The Marcus Gunn pupil is a relative afferent pupillary defect indicating a decreased pupillary response to light in the affected eye.

In the swinging flashlight test, a light is alternately shone into the left and right eyes. A normal response would be equal constriction of both pupils, regardless of which eye the light is directed at. This indicates an intact direct and consensual pupillary light reflex. When the test is performed in an eye with an afferent pupillary defect, light directed in the affected eye will cause only mild constriction of both pupils (due to decreased response to light from the afferent defect), while light in the unaffected eye will cause a normal constriction of both pupils (due to an intact afferent path, and an intact consensual pupillary reflex).
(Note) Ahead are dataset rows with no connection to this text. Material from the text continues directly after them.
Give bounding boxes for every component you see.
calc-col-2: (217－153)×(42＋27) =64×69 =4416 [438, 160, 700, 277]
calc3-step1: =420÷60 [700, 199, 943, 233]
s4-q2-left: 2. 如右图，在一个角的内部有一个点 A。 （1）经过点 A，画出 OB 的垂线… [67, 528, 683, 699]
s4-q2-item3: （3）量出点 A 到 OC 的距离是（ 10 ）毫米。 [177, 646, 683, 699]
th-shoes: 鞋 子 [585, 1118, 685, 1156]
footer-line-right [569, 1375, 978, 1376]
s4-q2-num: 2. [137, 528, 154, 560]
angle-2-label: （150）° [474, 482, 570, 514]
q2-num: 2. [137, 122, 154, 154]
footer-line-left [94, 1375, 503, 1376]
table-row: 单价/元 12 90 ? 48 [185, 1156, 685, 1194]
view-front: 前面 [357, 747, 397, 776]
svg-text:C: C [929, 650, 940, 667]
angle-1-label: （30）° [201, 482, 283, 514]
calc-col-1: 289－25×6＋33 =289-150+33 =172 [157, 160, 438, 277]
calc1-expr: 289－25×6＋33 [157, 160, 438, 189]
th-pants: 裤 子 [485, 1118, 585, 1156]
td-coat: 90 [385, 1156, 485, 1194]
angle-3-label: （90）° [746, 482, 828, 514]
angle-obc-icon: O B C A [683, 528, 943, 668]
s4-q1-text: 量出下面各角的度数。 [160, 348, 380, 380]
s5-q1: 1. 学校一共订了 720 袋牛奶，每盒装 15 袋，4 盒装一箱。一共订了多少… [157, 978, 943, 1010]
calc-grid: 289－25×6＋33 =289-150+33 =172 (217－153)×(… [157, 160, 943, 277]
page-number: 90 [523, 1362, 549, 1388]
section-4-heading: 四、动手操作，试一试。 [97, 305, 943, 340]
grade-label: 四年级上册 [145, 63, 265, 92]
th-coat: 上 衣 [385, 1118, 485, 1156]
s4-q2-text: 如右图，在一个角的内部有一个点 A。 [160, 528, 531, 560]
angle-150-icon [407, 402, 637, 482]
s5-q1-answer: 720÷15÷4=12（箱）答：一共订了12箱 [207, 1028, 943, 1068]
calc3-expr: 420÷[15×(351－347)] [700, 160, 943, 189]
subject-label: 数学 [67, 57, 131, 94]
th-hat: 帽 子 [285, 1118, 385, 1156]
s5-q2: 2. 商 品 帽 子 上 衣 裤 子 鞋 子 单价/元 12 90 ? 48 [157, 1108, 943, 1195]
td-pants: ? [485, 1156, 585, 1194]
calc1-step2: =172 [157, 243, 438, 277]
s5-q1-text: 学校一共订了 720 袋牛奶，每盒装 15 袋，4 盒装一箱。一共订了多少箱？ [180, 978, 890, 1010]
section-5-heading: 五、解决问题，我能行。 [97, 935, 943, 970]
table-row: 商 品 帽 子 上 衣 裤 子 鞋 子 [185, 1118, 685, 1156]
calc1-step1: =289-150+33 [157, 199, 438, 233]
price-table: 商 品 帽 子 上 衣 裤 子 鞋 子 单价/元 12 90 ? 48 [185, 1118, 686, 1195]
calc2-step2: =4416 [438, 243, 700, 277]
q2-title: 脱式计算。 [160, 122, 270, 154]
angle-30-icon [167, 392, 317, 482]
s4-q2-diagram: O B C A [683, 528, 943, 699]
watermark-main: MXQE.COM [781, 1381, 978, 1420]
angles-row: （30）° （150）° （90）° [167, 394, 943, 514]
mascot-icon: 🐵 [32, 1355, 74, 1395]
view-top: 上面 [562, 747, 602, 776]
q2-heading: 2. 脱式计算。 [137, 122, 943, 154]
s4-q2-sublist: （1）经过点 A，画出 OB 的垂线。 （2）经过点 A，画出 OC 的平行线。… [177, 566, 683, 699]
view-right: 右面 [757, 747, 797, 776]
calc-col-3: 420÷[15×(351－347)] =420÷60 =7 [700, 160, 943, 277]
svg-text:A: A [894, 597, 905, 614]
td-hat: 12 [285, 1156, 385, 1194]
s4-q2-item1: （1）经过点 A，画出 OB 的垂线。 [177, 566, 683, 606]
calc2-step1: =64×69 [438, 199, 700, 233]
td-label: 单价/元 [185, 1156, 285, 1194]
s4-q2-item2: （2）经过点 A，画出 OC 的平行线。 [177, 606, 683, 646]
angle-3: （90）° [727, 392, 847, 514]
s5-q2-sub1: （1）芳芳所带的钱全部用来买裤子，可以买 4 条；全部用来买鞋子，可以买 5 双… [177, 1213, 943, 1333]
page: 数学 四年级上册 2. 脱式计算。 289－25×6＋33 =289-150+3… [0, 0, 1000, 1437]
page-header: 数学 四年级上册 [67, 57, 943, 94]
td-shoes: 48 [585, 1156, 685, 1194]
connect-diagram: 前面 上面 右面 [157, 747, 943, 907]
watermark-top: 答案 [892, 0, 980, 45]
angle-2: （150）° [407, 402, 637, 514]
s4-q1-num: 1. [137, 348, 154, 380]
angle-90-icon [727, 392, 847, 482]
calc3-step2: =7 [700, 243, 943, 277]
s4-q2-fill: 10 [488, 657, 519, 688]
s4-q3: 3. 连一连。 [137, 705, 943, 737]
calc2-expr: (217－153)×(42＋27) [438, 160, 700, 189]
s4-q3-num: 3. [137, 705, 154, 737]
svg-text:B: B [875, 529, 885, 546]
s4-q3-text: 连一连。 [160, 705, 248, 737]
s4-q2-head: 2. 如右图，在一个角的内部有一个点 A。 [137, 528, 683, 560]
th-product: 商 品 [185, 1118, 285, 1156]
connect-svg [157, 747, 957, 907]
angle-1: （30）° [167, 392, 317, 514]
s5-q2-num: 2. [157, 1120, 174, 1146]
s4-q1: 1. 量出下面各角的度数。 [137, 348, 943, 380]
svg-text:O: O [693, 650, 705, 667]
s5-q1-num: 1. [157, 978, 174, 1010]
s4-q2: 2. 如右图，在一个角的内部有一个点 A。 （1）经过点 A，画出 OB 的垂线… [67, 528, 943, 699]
Thus, light shone in the affected eye will produce less pupillary constriction than light shone in the unaffected eye.

A Marcus Gunn Pupil is distinguished from a total CN II lesion, in which the affected eye perceives no light. In that case, shining the light in the affected eye produces no effect.

Anisocoria is absent. A Marcus Gunn pupil is seen, among other conditions, in optic neuritis. It is also common in retrobulbar optic neuritis due to multiple sclerosis but only for 3-4 weeks, until the visual acuity begins to improve in 1–2weeks and may return to normal.